According to a report from the Union of Concerned Scientists, U.S. livestock producers use an estimated 24.6 million pounds of antibiotics annually. Considering the variety of antibiotics in use, as well as their varying methods of disrupting the growth of microorganisms, it is important to consider their effect on the environment even at low levels, Wersebe says.
SDM is just one antibiotic chemical used by agricultural companies; there are many more. “That’s what makes the research complicated,” Wersebe says. “Antibiotics are a diverse group of chemicals with different modes of action.”
Wersebe began his research after receiving a 2016 Summer Scholars and Artists grant. He works in the lab of Jessica Hua, an assistant professor of biological sciences at Binghamton.
“One clear example of his leadership is his work with the Friends of Recreation, Conservation and Environmental Stewardship (FORCES),” Hua says. “This organization aims to develop relationships between faculty and students that lead to a mutually beneficial relation with state park units. Matt has been working to develop a FORCES chapter here on campus and has taken the initiative to involve my lab in his efforts.”
While many undergraduates put in a lot of time and effort in the lab, Wersebe extends beyond that and is very independent, says Vanessa Wuerthner, a doctoral student in Hua’s lab. “He spends much of his time in the lab and is continuously coming up with new research ideas that he carries through from start to finish,” she says. “He is currently working closely with another graduate student in the lab to publish his first manuscript.”
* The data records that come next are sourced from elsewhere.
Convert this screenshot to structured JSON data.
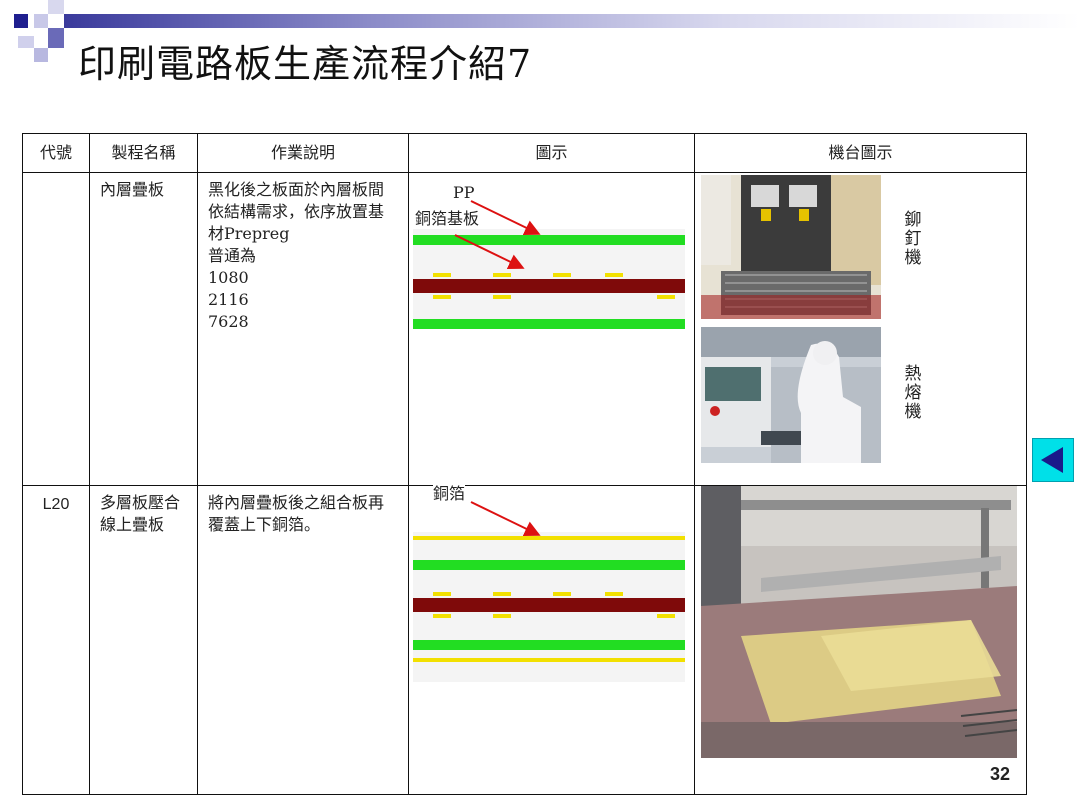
{
  "title": "印刷電路板生產流程介紹7",
  "table": {
    "headers": [
      "代號",
      "製程名稱",
      "作業說明",
      "圖示",
      "機台圖示"
    ],
    "rows": [
      {
        "code": "",
        "process": "內層疊板",
        "description": "黑化後之板面於內層板間依結構需求，依序放置基材Prepreg\n普通為\n1080\n2116\n7628",
        "diagram_labels": [
          "PP",
          "銅箔基板"
        ],
        "machines": [
          {
            "label": "鉚釘機",
            "photo": "riveting-machine-photo"
          },
          {
            "label": "熱熔機",
            "photo": "hot-melt-machine-photo"
          }
        ]
      },
      {
        "code": "L20",
        "process": "多層板壓合\n線上疊板",
        "description": "將內層疊板後之組合板再覆蓋上下銅箔。",
        "diagram_labels": [
          "銅箔"
        ],
        "machines": [
          {
            "label": "",
            "photo": "lamination-line-photo"
          }
        ]
      }
    ]
  },
  "page_number": "32",
  "colors": {
    "prepreg": "#22dd22",
    "core": "#7f0a0a",
    "copper_foil": "#f2e000",
    "arrow": "#dd1111",
    "nav_button": "#00e0e8"
  },
  "icons": {
    "nav": "back-arrow-icon"
  }
}
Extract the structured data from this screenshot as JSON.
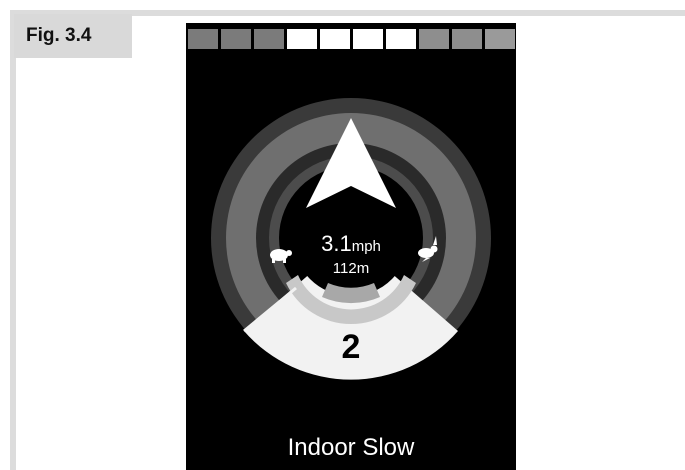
{
  "figure": {
    "label": "Fig. 3.4"
  },
  "display": {
    "speed_level_bar": {
      "segments_total": 10,
      "highlighted_segments": [
        4,
        5,
        6,
        7
      ],
      "colors": {
        "inactive": "#8a8a8a",
        "active": "#ffffff",
        "inactive_dark": "#6e6e6e"
      }
    },
    "gauge": {
      "direction_icon": "up-arrow-icon",
      "slow_icon": "turtle-icon",
      "fast_icon": "rabbit-icon",
      "outer_ring_color": "#7a7a7a",
      "inner_ring_color": "#5a5a5a",
      "highlight_color": "#ffffff"
    },
    "speed": {
      "value": "3.1",
      "unit": "mph"
    },
    "distance": "112m",
    "profile_number": "2",
    "profile_name": "Indoor Slow"
  }
}
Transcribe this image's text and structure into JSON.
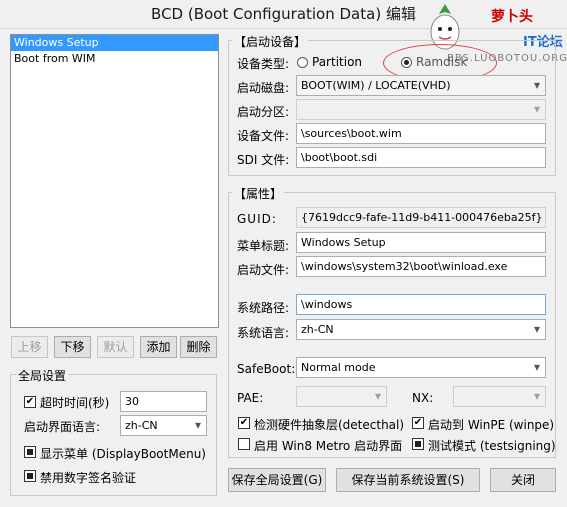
{
  "window": {
    "title": "BCD (Boot Configuration Data) 编辑"
  },
  "watermark": {
    "brand_cn": "萝卜头",
    "brand_it": "IT论坛",
    "url": "BBS.LUOBOTOU.ORG"
  },
  "entries": [
    "Windows Setup",
    "Boot from WIM"
  ],
  "list_buttons": {
    "up": "上移",
    "down": "下移",
    "default": "默认",
    "add": "添加",
    "delete": "删除"
  },
  "global": {
    "group_title": "全局设置",
    "timeout_label": "超时时间(秒)",
    "timeout_value": "30",
    "lang_label": "启动界面语言:",
    "lang_value": "zh-CN",
    "show_menu": "显示菜单 (DisplayBootMenu)",
    "disable_sig": "禁用数字签名验证"
  },
  "boot_device": {
    "group_title": "【启动设备】",
    "type_label": "设备类型:",
    "type_partition": "Partition",
    "type_ramdisk": "Ramdisk",
    "disk_label": "启动磁盘:",
    "disk_value": "BOOT(WIM) / LOCATE(VHD)",
    "partition_label": "启动分区:",
    "file_label": "设备文件:",
    "file_value": "\\sources\\boot.wim",
    "sdi_label": "SDI 文件:",
    "sdi_value": "\\boot\\boot.sdi"
  },
  "props": {
    "group_title": "【属性】",
    "guid_label": "GUID:",
    "guid_value": "{7619dcc9-fafe-11d9-b411-000476eba25f}",
    "menu_title_label": "菜单标题:",
    "menu_title_value": "Windows Setup",
    "boot_file_label": "启动文件:",
    "boot_file_value": "\\windows\\system32\\boot\\winload.exe",
    "sys_path_label": "系统路径:",
    "sys_path_value": "\\windows",
    "sys_lang_label": "系统语言:",
    "sys_lang_value": "zh-CN",
    "safeboot_label": "SafeBoot:",
    "safeboot_value": "Normal mode",
    "pae_label": "PAE:",
    "nx_label": "NX:",
    "detect_hal": "检测硬件抽象层(detecthal)",
    "winpe": "启动到 WinPE (winpe)",
    "metro": "启用 Win8 Metro 启动界面",
    "testsigning": "测试模式 (testsigning)"
  },
  "footer": {
    "save_global": "保存全局设置(G)",
    "save_current": "保存当前系统设置(S)",
    "close": "关闭"
  },
  "colors": {
    "selection": "#3399ff",
    "annotation": "#e04040",
    "brand_red": "#cc0000",
    "brand_blue": "#1e6fd0"
  }
}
Next, Wersebe wants to see how zooplankton affected by antibiotics interact with other chemicals in agricultural runoff, such as insecticides that get sprayed on crops. He wants to know if antibiotics make zooplankton more or less resistant to insecticides, using antibiotics and algae that will be cultured in the lab. Wersebe’s work this summer is funded by the Garden Club of America.
“As consumers, we vote with our dollars,” Wersebe says. “Seeing firsthand how antibiotics have an environmental impact, I’ve become more conscious of what I consume and where it is sourced from. I try to have the smallest impact on the environment.”